The substantive judicial review of Harkat's deportation order proceeded to a court hearing in 2024. The court held a case conference in May 2024 to determine a schedule for the resolution of the case. Mr. Justice John Norris of the court then issued a decision in June 2024 setting out the schedule for next steps in the proceeding. Specifically, the applicant's further affidavits, if any, were to be served and filed by September 13, 2024. The respondents' further affidavits, if any, were to be served and filed by September 30, 2024. Cross-examination on these affidavits was to be completed by October 11, 2024. The applicant's Further Memorandum was to be served and filed by October 18, 2024. The respondents' Further Memorandum was to be served and filed by November 15, 2024. The court hearing then took place in Toronto on December 3, 2024.

The court issued a letter on February 5, 2026 stating that the judge's decision was nearing completion and that the court's judgment and reasons would be provided to the parties on a confidential basis in order to provide the parties with an opportunity to make further submissions concerning any serious questions of public importance that may arise. A final draft of the Judgment and Reasons was released to the parties on April 10, 2026 on a confidential basis for them to provide submissions on whether serious questions of general importance arise in the case.

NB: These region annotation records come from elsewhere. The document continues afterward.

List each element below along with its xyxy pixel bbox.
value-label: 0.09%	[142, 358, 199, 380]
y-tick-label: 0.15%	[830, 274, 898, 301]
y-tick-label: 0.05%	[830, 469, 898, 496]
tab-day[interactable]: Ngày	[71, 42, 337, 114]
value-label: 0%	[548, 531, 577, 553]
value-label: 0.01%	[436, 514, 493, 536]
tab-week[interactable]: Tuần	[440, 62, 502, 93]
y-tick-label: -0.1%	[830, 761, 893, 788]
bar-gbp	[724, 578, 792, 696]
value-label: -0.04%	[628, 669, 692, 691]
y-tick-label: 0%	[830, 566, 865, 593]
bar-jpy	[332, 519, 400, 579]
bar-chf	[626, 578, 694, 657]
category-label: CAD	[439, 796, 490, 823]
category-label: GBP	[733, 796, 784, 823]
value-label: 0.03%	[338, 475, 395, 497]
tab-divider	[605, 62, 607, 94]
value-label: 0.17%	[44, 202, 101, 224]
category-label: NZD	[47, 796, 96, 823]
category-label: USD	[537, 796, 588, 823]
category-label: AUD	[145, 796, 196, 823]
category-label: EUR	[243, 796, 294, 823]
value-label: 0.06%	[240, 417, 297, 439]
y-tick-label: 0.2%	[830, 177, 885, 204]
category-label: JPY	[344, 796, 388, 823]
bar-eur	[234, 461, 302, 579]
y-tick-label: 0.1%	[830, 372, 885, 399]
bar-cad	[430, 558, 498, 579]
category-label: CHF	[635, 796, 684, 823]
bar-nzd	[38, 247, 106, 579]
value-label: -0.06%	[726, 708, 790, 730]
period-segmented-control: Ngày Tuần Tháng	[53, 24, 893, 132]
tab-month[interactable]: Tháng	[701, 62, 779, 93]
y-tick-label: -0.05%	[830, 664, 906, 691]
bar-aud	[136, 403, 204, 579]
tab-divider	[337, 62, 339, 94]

The instructions of the court were that if the parties had a joint position on whether serious questions of general importance arise, the wording of such questions was to be communicated to the Court no later than May 1, 2026. If the parties were unable to agree, they were to serve and file their respective positions no later than May 8, 2026. The respondent filed its representations on May 8, indicating that agreement was not reached.

In June 2026, the Federal Court issued its reasons setting aside the Minister's danger opinion decision as unreasonable.